また、所定の値以上の強度の光Aが入射したI/V変換回路C0-50~I/V変換回路C0-100の内部の電源の負極配線VSSの電位Vssは、本来、入射した光Aの強度に応じて決まる値だけ下がるべきであるが、対応する画素毎にI/V変換回路C0-50~I/V変換回路C0-100の内部の電源の負極配線VSSの電位Vssの下がり方が異なってしまっている。
【0015】
本発明は上記の点に鑑みてなされたものであり、所定の値以上の強度の光が入射した場合においても、出力を安定化させることができる半導体装置、及び光ラインセンサを提供する。
【課題を解決するための手段】
【0016】
本発明は上記の課題を解決するためになされたものであり、本発明の一態様は、光検出素子と、出力トランジスタと、コンデンサと、リセットスイッチ素子と、定電流素子と、定電位差素子と、出力端子とを備え、前記光検出素子は、一端が電源の正極配線に接続され、他端が第1接続部に接続されて、入射する光の強さに応じた光電流を前記正極配線から前記第1接続部に流し、前記出力トランジスタは、ソース端子又はドレイン端子のうち、一方が前記正極配線に接続され、他方が第2接続部に接続され、前記コンデンサは、一端が前記第1接続部に接続され、他端が前記第2接続部に接続され、前記リセットスイッチ素子は、一端が前記第1接続部に接続され、他端が前記第2接続部に接続されて、前記コンデンサに蓄電されている電荷の保持と放電とを制御し、前記定電流素子は、一端が前記第2接続部に接続され、他端が電源の負極配線に接続されて、前記第2接続部に流れる電流を制御し、前記定電位差素子は、一端が前記正極配線に接続され、他端が前記第2接続部に接続されて、前記第2接続部の電位と前記正極配線の電位との電位差が所定の閾値に達しない場合には前記正極配線から前記第2接続部への電流の流れを阻止するとともに、前記電位差が所定の閾値に達する場合には前記正極配線から前記第2接続部に電流を流すことにより前記電位差を所定の値に保持し、前記定電位差素子は、電界効果トランジスタを含み、前記出力端子は、前記第2接続部に接続される半導体装置である。
【0019】
また、本発明の一態様は、上記の半導体装置において、前記定電位差素子は、複数の電界効果トランジスタを含み、第1の電界効果トランジスタのソース端子と、第2の電界効果トランジスタのドレイン端子とが互いに接続されている。
【0020】
また、本発明の一態様は、上記の半導体装置において、前記電界効果トランジスタは、ゲート端子が前記出力トランジスタのゲート端子に接続されている。
【0021】
また、本発明の一態様は、上記の半導体装置において、前記電界効果トランジスタは、ゲート端子が所定の電位に維持されている。
【0022】
また、本発明の一態様は、上記の半導体装置を、前記正極配線と前記負極配線との間に並列に複数備える光ラインセンサである。
【発明の効果】
【0023】
本発明によれば、所定の値以上の強度の光が入射した場合においても、出力を安定化させることができる。
【図面の簡単な説明】
【0024】
図1】本発明の第1の実施形態に係る光ラインセンサの回路の一例を示す図である。
図2】本発明の第1の実施形態に係るI/V変換回路の一例を示す図である。
図3】本発明の第2の実施形態に係る定電流素子のソース端子のドレイン端子に対する電位と定電流素子に流れる電流の関係の一例を示す図である。

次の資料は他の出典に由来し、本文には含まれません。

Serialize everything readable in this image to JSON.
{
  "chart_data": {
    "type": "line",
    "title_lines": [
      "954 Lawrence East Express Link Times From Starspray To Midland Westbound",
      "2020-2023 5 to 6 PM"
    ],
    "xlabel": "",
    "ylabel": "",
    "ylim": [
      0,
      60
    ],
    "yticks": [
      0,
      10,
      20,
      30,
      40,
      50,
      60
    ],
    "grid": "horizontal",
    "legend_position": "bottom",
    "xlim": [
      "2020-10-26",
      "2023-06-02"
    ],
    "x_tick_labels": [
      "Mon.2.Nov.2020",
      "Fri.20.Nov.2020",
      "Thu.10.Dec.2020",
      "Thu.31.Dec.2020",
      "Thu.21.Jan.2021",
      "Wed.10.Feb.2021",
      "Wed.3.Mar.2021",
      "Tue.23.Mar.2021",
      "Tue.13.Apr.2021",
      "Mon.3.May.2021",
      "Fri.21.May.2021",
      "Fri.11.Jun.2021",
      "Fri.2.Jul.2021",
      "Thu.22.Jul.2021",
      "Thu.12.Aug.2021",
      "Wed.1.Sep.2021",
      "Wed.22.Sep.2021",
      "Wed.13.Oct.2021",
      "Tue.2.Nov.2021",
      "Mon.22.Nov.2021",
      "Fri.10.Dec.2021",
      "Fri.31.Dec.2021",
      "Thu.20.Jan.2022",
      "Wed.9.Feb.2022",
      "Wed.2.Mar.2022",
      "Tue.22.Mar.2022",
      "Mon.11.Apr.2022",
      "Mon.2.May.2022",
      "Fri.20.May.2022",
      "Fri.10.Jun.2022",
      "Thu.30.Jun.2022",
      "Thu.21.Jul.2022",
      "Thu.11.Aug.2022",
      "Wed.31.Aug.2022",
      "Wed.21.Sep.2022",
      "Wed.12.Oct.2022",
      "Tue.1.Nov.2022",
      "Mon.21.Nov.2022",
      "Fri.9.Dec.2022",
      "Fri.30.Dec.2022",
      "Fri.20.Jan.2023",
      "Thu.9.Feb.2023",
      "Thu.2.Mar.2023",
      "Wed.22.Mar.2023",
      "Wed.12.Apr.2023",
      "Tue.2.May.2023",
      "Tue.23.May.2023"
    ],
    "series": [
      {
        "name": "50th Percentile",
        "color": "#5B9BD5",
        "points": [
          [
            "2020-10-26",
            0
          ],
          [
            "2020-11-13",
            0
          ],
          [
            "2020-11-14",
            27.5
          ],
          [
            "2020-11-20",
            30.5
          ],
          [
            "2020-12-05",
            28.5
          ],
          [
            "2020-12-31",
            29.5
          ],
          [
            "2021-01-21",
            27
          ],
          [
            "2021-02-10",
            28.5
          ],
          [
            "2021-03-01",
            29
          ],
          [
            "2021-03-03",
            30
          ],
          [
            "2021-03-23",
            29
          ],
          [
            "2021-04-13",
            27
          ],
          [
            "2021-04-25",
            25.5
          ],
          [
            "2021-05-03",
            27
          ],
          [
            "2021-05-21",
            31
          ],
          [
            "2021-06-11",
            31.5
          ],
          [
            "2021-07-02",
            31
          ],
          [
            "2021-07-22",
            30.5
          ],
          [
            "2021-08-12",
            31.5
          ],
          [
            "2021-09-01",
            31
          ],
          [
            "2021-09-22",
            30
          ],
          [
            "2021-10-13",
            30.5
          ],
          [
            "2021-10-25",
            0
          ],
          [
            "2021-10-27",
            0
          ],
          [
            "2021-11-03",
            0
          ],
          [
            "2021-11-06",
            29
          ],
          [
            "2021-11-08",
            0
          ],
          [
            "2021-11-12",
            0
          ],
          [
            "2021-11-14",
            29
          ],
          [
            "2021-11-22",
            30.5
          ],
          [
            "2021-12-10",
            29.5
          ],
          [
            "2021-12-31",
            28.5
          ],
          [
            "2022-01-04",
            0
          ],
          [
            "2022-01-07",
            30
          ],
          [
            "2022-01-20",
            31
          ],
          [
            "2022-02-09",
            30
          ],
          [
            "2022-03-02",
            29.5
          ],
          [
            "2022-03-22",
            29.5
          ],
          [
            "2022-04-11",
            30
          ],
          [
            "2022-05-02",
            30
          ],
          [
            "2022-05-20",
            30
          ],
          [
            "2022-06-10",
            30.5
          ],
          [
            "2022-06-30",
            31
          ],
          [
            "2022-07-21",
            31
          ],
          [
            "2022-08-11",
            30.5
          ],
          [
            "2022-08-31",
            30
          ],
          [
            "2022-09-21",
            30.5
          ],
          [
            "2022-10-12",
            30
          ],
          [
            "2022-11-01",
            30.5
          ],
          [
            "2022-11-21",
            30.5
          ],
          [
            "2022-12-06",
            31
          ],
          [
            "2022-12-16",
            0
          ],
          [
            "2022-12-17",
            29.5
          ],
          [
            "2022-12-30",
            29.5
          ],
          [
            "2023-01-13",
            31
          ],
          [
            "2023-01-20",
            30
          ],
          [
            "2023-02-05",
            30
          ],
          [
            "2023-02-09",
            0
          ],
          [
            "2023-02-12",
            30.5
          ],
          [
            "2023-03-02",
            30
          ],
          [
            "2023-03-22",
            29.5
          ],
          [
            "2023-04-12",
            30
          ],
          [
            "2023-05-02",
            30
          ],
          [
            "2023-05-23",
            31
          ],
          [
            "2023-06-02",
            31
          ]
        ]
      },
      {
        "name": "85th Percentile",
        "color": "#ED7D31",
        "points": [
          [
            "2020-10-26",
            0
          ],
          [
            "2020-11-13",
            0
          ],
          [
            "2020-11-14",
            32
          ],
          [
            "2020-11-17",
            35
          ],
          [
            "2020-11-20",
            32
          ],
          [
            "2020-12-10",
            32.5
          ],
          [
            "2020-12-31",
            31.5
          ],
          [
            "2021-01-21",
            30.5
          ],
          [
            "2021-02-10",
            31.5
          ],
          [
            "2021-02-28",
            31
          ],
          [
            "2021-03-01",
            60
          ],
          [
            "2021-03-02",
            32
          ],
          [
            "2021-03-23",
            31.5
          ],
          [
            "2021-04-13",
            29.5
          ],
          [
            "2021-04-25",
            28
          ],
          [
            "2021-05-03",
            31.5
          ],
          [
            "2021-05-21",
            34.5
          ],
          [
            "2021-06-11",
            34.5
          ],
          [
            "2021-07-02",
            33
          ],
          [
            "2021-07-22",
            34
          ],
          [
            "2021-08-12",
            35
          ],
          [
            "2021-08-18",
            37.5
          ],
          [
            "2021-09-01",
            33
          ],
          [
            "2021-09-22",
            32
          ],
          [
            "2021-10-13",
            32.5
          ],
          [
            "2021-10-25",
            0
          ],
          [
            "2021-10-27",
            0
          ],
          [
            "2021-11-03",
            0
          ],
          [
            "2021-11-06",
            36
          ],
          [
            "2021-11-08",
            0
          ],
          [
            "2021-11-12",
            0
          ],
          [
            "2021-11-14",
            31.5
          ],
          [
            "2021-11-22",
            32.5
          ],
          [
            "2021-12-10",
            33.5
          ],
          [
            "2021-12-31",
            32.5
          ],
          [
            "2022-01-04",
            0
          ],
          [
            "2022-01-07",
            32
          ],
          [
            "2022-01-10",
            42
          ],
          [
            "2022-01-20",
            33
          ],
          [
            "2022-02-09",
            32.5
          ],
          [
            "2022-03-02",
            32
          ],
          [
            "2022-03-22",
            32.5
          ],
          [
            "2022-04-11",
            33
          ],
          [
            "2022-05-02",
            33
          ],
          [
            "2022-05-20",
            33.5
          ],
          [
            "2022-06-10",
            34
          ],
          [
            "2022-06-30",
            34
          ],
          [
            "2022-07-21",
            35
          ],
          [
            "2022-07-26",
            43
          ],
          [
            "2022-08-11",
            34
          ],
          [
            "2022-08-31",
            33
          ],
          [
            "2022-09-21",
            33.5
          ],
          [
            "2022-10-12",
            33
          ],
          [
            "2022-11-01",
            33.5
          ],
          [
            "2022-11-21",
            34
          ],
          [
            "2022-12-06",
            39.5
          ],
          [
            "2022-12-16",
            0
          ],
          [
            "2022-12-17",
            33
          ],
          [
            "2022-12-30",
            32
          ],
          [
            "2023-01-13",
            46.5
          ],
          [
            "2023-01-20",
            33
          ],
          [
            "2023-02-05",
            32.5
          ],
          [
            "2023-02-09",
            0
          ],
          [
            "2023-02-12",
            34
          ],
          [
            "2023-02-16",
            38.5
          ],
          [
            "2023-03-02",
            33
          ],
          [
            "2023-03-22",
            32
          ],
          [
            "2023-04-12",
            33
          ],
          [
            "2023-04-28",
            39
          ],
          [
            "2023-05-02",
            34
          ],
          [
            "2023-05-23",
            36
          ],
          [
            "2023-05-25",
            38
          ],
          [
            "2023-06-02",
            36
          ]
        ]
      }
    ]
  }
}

図4】本発明の第2の実施形態に係るI/V変換回路の構成の一例を示す図である。
図5】本発明の第3の実施形態に係るI/V変換回路の構成の一例を示す図である。
図6】本発明の第3の実施形態の変形例に係るI/V変換回路の構成の一例を示す図である。
図7】本発明の第4の実施形態に係るI/V変換回路の構成の一例を示す図である。
図8】本発明の第5の実施形態に係るI/V変換回路の構成の一例を示す図である。
図9】本発明の第6の実施形態に係るI/V変換回路の構成の一例を示す図である。
図10】本発明の第7の実施形態に係るI/V変換回路の構成の一例を示す図である。
図11】従来の光ラインセンサの回路の一例を示す図である。
図12】従来のI/V変換回路の電源の負極配線の電位の一例を示す図である。
【発明を実施するための形態】
【0025】
(実施形態の概要)
以下、図面を参照しながら本発明の実施形態の概要について説明する。図1は、本実施形態に係る光ラインセンサLSの回路の一例を示す図である。図1の光ラインセンサLSの回路と、図11の光ラインセンサLS0の回路とを比較すると、I/V変換回路Cが異なる。ここで他の構成要素(オフセット補償回路CC、サンプルホールド回路HC、スイッチSW2、読み出し制御回路RC、出力回路OC、電源の正極配線VDD、及び電源の負極配線VSS)は、図1の光ラインセンサLSの回路と、図11の光ラインセンサLS0の回路とにおいて同じである。以下では、I/V変換回路Cについて、図11の半導体装置S0のI/V変換回路C0と異なる部分を中心に説明する。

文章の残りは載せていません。